NTP Timestamps: configTime() syncs the ESP32 real-time clock with pool.ntp.org. getLocalTime() fills a tm struct for formatting. Published JSON payloads include a "time" field, which makes Grafana and InfluxDB time-series graphs accurate even across broker restarts.
Applications
- Remote monitoring from phone or laptop
- Automated alerts when limits are crossed
- Long-term trend logging for optimization
Troubleshooting
MQTT connection fails with state -2
rc=-2 means the broker was not found on the network. Verify BROKER IP and that Mosquitto is running: sudo systemctl status mosquitto. Test from another device: mosquitto_pub -h BROKER_IP -t test -m hello
OTA upload fails — port not visible in Arduino IDE
ESP32 must be powered and running the loop (not in a crash loop). Ensure your PC and the ESP32 are on the same subnet. Temporarily disable OS firewall. Check that ArduinoOTA.handle() is called on every loop iteration.
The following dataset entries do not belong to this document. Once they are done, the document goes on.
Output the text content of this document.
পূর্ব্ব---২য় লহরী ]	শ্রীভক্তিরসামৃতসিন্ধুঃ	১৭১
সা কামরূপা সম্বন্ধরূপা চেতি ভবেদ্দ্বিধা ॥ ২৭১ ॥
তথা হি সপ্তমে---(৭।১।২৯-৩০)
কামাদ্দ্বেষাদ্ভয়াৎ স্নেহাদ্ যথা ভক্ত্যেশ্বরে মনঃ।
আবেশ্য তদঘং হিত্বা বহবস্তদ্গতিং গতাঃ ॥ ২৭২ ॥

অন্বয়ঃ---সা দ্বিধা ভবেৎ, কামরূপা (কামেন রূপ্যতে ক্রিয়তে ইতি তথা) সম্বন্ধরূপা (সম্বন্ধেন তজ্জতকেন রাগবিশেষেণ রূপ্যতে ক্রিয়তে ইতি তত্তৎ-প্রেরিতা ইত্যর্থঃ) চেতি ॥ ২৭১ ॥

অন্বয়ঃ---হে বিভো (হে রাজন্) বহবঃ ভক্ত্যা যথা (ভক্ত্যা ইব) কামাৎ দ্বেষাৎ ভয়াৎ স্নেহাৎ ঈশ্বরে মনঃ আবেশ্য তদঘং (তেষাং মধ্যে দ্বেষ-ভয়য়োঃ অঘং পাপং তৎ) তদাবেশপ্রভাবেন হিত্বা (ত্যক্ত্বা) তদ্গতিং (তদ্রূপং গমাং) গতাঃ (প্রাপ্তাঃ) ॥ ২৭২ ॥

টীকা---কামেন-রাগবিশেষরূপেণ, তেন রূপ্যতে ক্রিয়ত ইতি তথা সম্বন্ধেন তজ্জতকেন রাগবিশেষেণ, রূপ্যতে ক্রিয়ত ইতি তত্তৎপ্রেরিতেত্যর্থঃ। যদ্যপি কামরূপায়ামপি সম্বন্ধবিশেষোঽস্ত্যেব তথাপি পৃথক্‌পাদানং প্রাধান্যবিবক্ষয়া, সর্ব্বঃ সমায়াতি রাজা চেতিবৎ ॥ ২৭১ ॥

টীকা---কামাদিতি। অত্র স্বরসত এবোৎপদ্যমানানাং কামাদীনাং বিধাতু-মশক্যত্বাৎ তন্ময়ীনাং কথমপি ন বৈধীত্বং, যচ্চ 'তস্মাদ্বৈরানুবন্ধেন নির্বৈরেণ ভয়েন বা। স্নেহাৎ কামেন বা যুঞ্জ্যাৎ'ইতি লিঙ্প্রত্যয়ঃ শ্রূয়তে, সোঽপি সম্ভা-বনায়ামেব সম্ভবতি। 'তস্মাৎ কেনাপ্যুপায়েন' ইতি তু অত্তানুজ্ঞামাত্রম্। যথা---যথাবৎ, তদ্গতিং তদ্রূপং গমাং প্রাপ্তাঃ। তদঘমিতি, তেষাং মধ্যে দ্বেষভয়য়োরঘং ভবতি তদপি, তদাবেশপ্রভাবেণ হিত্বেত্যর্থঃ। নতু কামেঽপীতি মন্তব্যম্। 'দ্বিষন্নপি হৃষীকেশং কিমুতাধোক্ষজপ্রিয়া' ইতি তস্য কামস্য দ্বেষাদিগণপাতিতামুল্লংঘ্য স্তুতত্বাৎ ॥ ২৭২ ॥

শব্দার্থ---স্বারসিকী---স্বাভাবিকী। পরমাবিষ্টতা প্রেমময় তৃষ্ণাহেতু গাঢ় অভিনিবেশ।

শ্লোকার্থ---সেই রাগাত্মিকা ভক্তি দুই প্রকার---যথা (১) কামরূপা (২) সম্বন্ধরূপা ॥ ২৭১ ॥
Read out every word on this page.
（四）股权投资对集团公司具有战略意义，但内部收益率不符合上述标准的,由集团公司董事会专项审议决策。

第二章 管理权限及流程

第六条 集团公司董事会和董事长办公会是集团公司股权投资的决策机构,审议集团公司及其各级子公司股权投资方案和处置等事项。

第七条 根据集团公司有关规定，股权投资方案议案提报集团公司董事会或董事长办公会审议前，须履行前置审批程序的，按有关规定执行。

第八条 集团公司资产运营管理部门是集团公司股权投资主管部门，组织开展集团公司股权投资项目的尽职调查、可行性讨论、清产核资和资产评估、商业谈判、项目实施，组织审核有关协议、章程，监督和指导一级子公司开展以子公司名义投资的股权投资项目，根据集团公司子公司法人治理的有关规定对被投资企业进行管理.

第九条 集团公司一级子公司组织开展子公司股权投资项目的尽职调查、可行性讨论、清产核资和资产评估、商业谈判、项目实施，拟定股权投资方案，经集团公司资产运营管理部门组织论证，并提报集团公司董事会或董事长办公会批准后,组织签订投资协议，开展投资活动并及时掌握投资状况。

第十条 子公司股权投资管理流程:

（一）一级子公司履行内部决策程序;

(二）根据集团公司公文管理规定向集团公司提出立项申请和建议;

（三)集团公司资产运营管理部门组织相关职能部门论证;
Home Assistant shows "unavailable" even though device is running
Check the LWT topic string matches what HA is subscribed to. If the broker was restarted, the ESP32 may not have reconnected yet — restart the ESP32 or wait for the MQTT keep-alive timeout to trigger reconnection.
Upgrades
- Add MQTT Auto-Discovery: publish a config payload to homeassistant/sensor/{id}/config and HA adds the device automatically
- Replace simple ON/OFF with a PID controller for smoother temperature regulation with no overshoot
- Add multi-zone support: run multiple ESP32 thermostats reporting to one broker, view all zones in one HA dashboard
FAQ
You need an ESP32 DevKit, DHT22 Pin 2 (DATA), Relay IN, a breadboard, jumper wires, and a USB cable for power and programming.
Only the Advanced stage uses Wi-Fi. Beginner and Intermediate builds run offline on the ESP32 with USB power.
Start with Beginner if you are new to Home Automation. Use Intermediate for OLED feedback and Advanced for dashboards or connected monitoring.